As the Season is far advanced for good Overseers to be disengaged, and as you had heard nothing from Richard Rhodes at the date of your last—Septr the 16th—and a Man in your neighbourhood one —— Garrett Overseer for a Mr Fontain Murray at a ⟨place⟩ called White Plains near Fredericksburgh, has been strongly recommended to me by Mr Betton & others, & who was willing to come to me, but informed I was supplied. Now, to avoid further delay I have desired Mr Anderson to write to Garrett, which letter is enclosed, and left open for your perusal; to be sent to him or not, according to the advice you may have received from Rhodes. If the latter declines coming, or requires higher Wages than I mentioned in my last, in that case, you will oblige me by sending Anderson’s letter to Garrett—On the other hand, if Rhodes positively accepts, on the terms mentioned, Mr Andersons letter may be destroyed, or returned to me: My object you will readily perceive is to be placed upon a certainty; and as soon as it can be done.1
I shall depend upon your Overseer, Roger Farril, for my Mansion house concern; and Brookes the Joiner, to overlook my Carpenters—If you have heard from the latter, since my acceding to his terms, be so good as to let me know at what time I may expect him to be here; as his services, as a Joiner, are immediately necessary. What age do you take him to be?2
I thank you for the information you have been so kind as to give me respecting the characters of the Officers in the revolutionary Army; and shall do the same for your characters of the young Gentlemen who have never been in Service & are desirous of it; as it is my wish to see Corps formed of the best materials, but it wd be useless to begin with Gentlemen under age, as I believe it is a rule at the War Office, to Commission none below that—knowingly.

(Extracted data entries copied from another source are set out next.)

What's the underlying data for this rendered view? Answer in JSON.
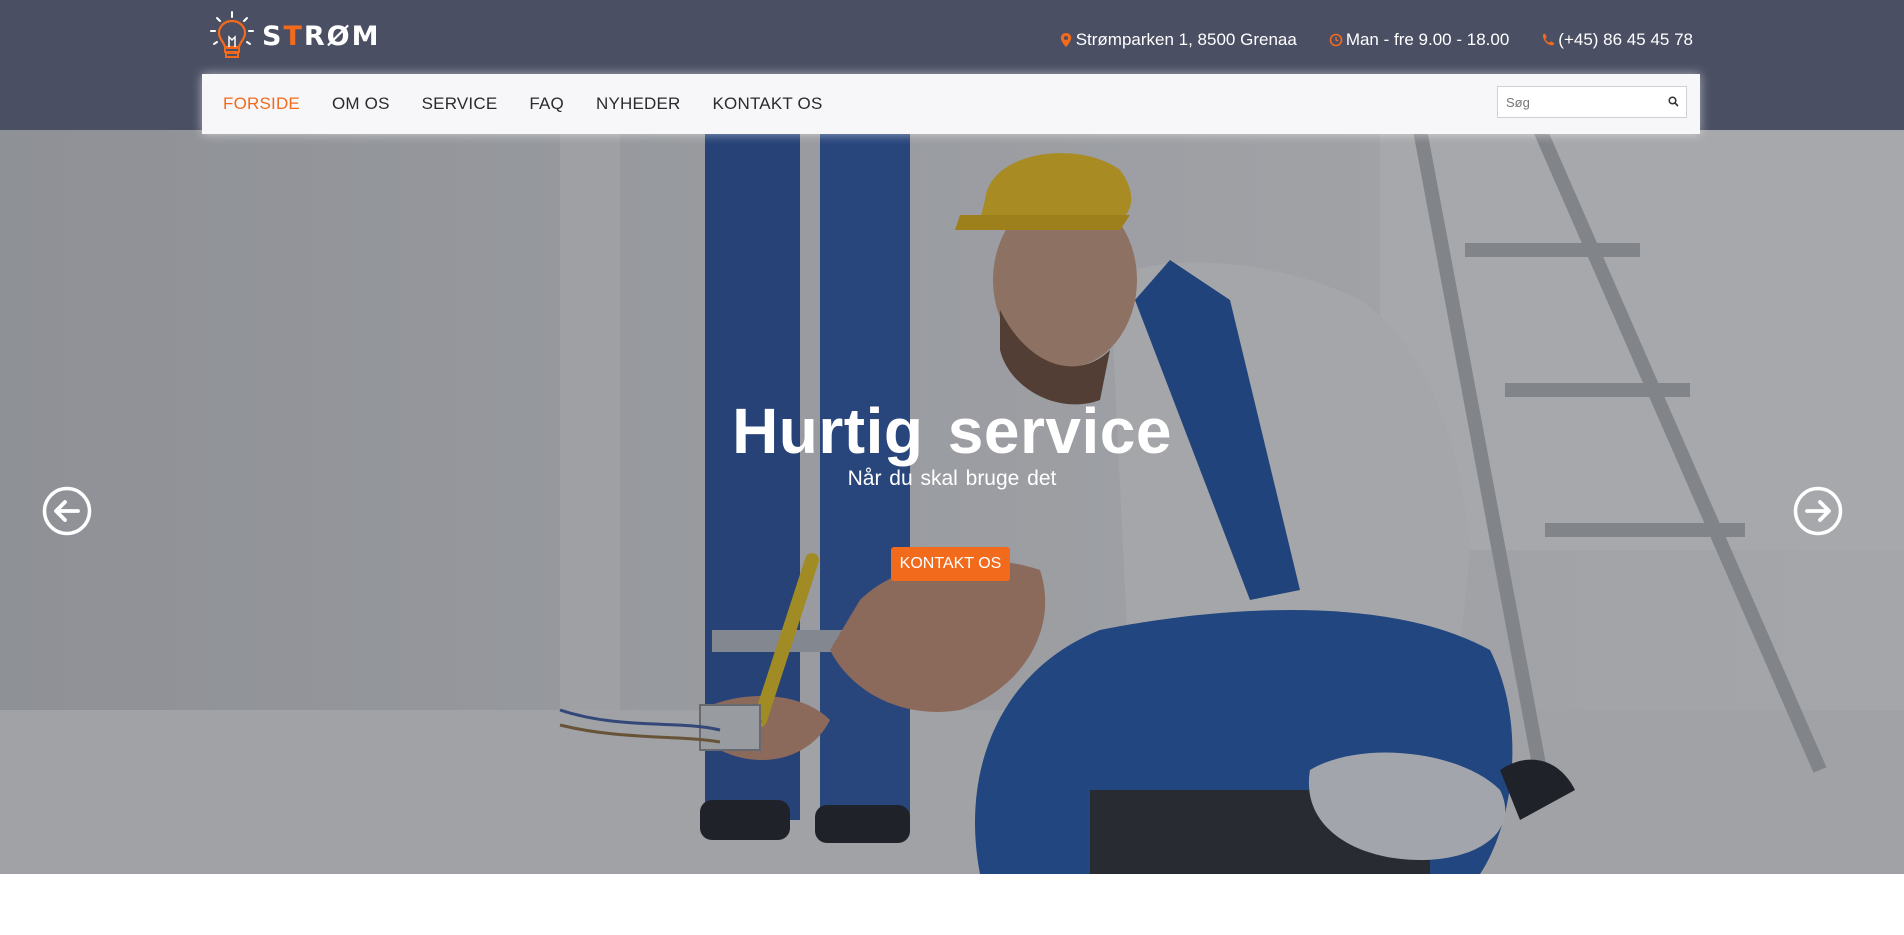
{
  "brand": {
    "logo_prefix": "S",
    "logo_accent": "T",
    "logo_suffix": "RØM",
    "accent_color": "#f26b1d",
    "header_bg": "#4a4f63"
  },
  "contact": {
    "address": "Strømparken 1, 8500 Grenaa",
    "hours": "Man - fre 9.00 - 18.00",
    "phone": "(+45) 86 45 45 78",
    "icons": [
      "map-pin-icon",
      "clock-icon",
      "phone-icon"
    ]
  },
  "nav": {
    "items": [
      {
        "label": "FORSIDE",
        "active": true
      },
      {
        "label": "OM OS",
        "active": false
      },
      {
        "label": "SERVICE",
        "active": false
      },
      {
        "label": "FAQ",
        "active": false
      },
      {
        "label": "NYHEDER",
        "active": false
      },
      {
        "label": "KONTAKT OS",
        "active": false
      }
    ],
    "search_placeholder": "Søg"
  },
  "hero": {
    "title": "Hurtig service",
    "subtitle": "Når du skal bruge det",
    "button_label": "KONTAKT OS",
    "image": "electrician-at-work"
  }
}
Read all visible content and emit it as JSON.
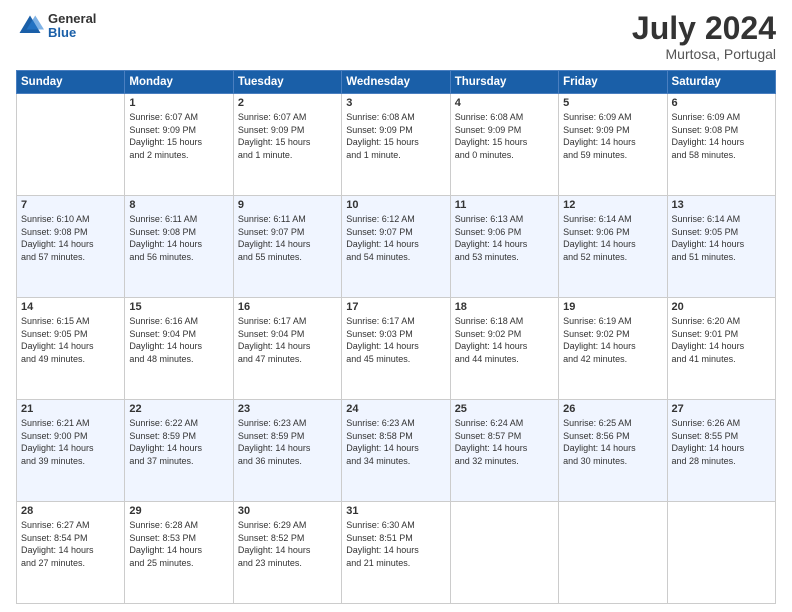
{
  "header": {
    "logo_general": "General",
    "logo_blue": "Blue",
    "month": "July 2024",
    "location": "Murtosa, Portugal"
  },
  "days_of_week": [
    "Sunday",
    "Monday",
    "Tuesday",
    "Wednesday",
    "Thursday",
    "Friday",
    "Saturday"
  ],
  "weeks": [
    [
      {
        "day": "",
        "info": ""
      },
      {
        "day": "1",
        "info": "Sunrise: 6:07 AM\nSunset: 9:09 PM\nDaylight: 15 hours\nand 2 minutes."
      },
      {
        "day": "2",
        "info": "Sunrise: 6:07 AM\nSunset: 9:09 PM\nDaylight: 15 hours\nand 1 minute."
      },
      {
        "day": "3",
        "info": "Sunrise: 6:08 AM\nSunset: 9:09 PM\nDaylight: 15 hours\nand 1 minute."
      },
      {
        "day": "4",
        "info": "Sunrise: 6:08 AM\nSunset: 9:09 PM\nDaylight: 15 hours\nand 0 minutes."
      },
      {
        "day": "5",
        "info": "Sunrise: 6:09 AM\nSunset: 9:09 PM\nDaylight: 14 hours\nand 59 minutes."
      },
      {
        "day": "6",
        "info": "Sunrise: 6:09 AM\nSunset: 9:08 PM\nDaylight: 14 hours\nand 58 minutes."
      }
    ],
    [
      {
        "day": "7",
        "info": "Sunrise: 6:10 AM\nSunset: 9:08 PM\nDaylight: 14 hours\nand 57 minutes."
      },
      {
        "day": "8",
        "info": "Sunrise: 6:11 AM\nSunset: 9:08 PM\nDaylight: 14 hours\nand 56 minutes."
      },
      {
        "day": "9",
        "info": "Sunrise: 6:11 AM\nSunset: 9:07 PM\nDaylight: 14 hours\nand 55 minutes."
      },
      {
        "day": "10",
        "info": "Sunrise: 6:12 AM\nSunset: 9:07 PM\nDaylight: 14 hours\nand 54 minutes."
      },
      {
        "day": "11",
        "info": "Sunrise: 6:13 AM\nSunset: 9:06 PM\nDaylight: 14 hours\nand 53 minutes."
      },
      {
        "day": "12",
        "info": "Sunrise: 6:14 AM\nSunset: 9:06 PM\nDaylight: 14 hours\nand 52 minutes."
      },
      {
        "day": "13",
        "info": "Sunrise: 6:14 AM\nSunset: 9:05 PM\nDaylight: 14 hours\nand 51 minutes."
      }
    ],
    [
      {
        "day": "14",
        "info": "Sunrise: 6:15 AM\nSunset: 9:05 PM\nDaylight: 14 hours\nand 49 minutes."
      },
      {
        "day": "15",
        "info": "Sunrise: 6:16 AM\nSunset: 9:04 PM\nDaylight: 14 hours\nand 48 minutes."
      },
      {
        "day": "16",
        "info": "Sunrise: 6:17 AM\nSunset: 9:04 PM\nDaylight: 14 hours\nand 47 minutes."
      },
      {
        "day": "17",
        "info": "Sunrise: 6:17 AM\nSunset: 9:03 PM\nDaylight: 14 hours\nand 45 minutes."
      },
      {
        "day": "18",
        "info": "Sunrise: 6:18 AM\nSunset: 9:02 PM\nDaylight: 14 hours\nand 44 minutes."
      },
      {
        "day": "19",
        "info": "Sunrise: 6:19 AM\nSunset: 9:02 PM\nDaylight: 14 hours\nand 42 minutes."
      },
      {
        "day": "20",
        "info": "Sunrise: 6:20 AM\nSunset: 9:01 PM\nDaylight: 14 hours\nand 41 minutes."
      }
    ],
    [
      {
        "day": "21",
        "info": "Sunrise: 6:21 AM\nSunset: 9:00 PM\nDaylight: 14 hours\nand 39 minutes."
      },
      {
        "day": "22",
        "info": "Sunrise: 6:22 AM\nSunset: 8:59 PM\nDaylight: 14 hours\nand 37 minutes."
      },
      {
        "day": "23",
        "info": "Sunrise: 6:23 AM\nSunset: 8:59 PM\nDaylight: 14 hours\nand 36 minutes."
      },
      {
        "day": "24",
        "info": "Sunrise: 6:23 AM\nSunset: 8:58 PM\nDaylight: 14 hours\nand 34 minutes."
      },
      {
        "day": "25",
        "info": "Sunrise: 6:24 AM\nSunset: 8:57 PM\nDaylight: 14 hours\nand 32 minutes."
      },
      {
        "day": "26",
        "info": "Sunrise: 6:25 AM\nSunset: 8:56 PM\nDaylight: 14 hours\nand 30 minutes."
      },
      {
        "day": "27",
        "info": "Sunrise: 6:26 AM\nSunset: 8:55 PM\nDaylight: 14 hours\nand 28 minutes."
      }
    ],
    [
      {
        "day": "28",
        "info": "Sunrise: 6:27 AM\nSunset: 8:54 PM\nDaylight: 14 hours\nand 27 minutes."
      },
      {
        "day": "29",
        "info": "Sunrise: 6:28 AM\nSunset: 8:53 PM\nDaylight: 14 hours\nand 25 minutes."
      },
      {
        "day": "30",
        "info": "Sunrise: 6:29 AM\nSunset: 8:52 PM\nDaylight: 14 hours\nand 23 minutes."
      },
      {
        "day": "31",
        "info": "Sunrise: 6:30 AM\nSunset: 8:51 PM\nDaylight: 14 hours\nand 21 minutes."
      },
      {
        "day": "",
        "info": ""
      },
      {
        "day": "",
        "info": ""
      },
      {
        "day": "",
        "info": ""
      }
    ]
  ]
}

Believing, as I firmly do, that the opposers of Government will stick at nothing to injure it; I can readily conceive the probability of the Plan you have suggested; but I hope, & trust, they will be disappointed in that as they have been in all their other nefarious schemes.
I thank you, and the rest of the family at New Post, for your kind congratulations on my perfect recovery; and we offer ours on the safe arrival of yr Son John, who has so often escaped the fraternal squeezes of our magnanimous friends—Our best regards are presented to you all—and I am Dear Sir Your Obedt & affecte and obedeient Servt
P.S. Since writing the aforegoing letter, I have received your favour of the 23d Instt from the Post Office: but the contents thereof rendering no alteration necessary, I send it as it is, with a request, that as you have not heard from Rhodes, that you would be so good, instead of sending the letter of Mr Anderson to Garrett, that you wd send for the latter to come to you, and deliver it yourself—this will enable you to know Garretts determination; without which you would be ignorant, and consequently more at a loss for an answer to Rhodes, if he should come to you after Andersons letter goes to Garrett. Whereas, if the latter accepts the offer made him by the former, the matter is finished as it respects Rhodes. On the contrary a conditional agreement with Rhodes & speedy advice thereof to me will bring the affair at once to a point with him. Yours as before. Go: W.
1. For GW’s search for an overseer, see Spotswood to GW, 30 Aug., n.3. Fontaine Maury, who lived in Fredericksburg, was a planter in Spotsylvania County. Solomon Betton of Loudoun County, who was married to Lucinda Mercer, the daughter of the late James Mercer of Fredericksburg, owned a farm in Spotsylvania County (Crozier, Spotsylvania County description begins William Armstrong Crozier, ed. Spotsylvania County, 1721–1800: Being Transcriptions, from the Original Files at the County Court House, of Wills, Deeds, Administrators’ and Guardians’ Bonds, Marriage Licenses, and Lists of Revolutionary Pensioners. New York, 1905. description ends , 473). Anderson’s enclosed letter has not been found.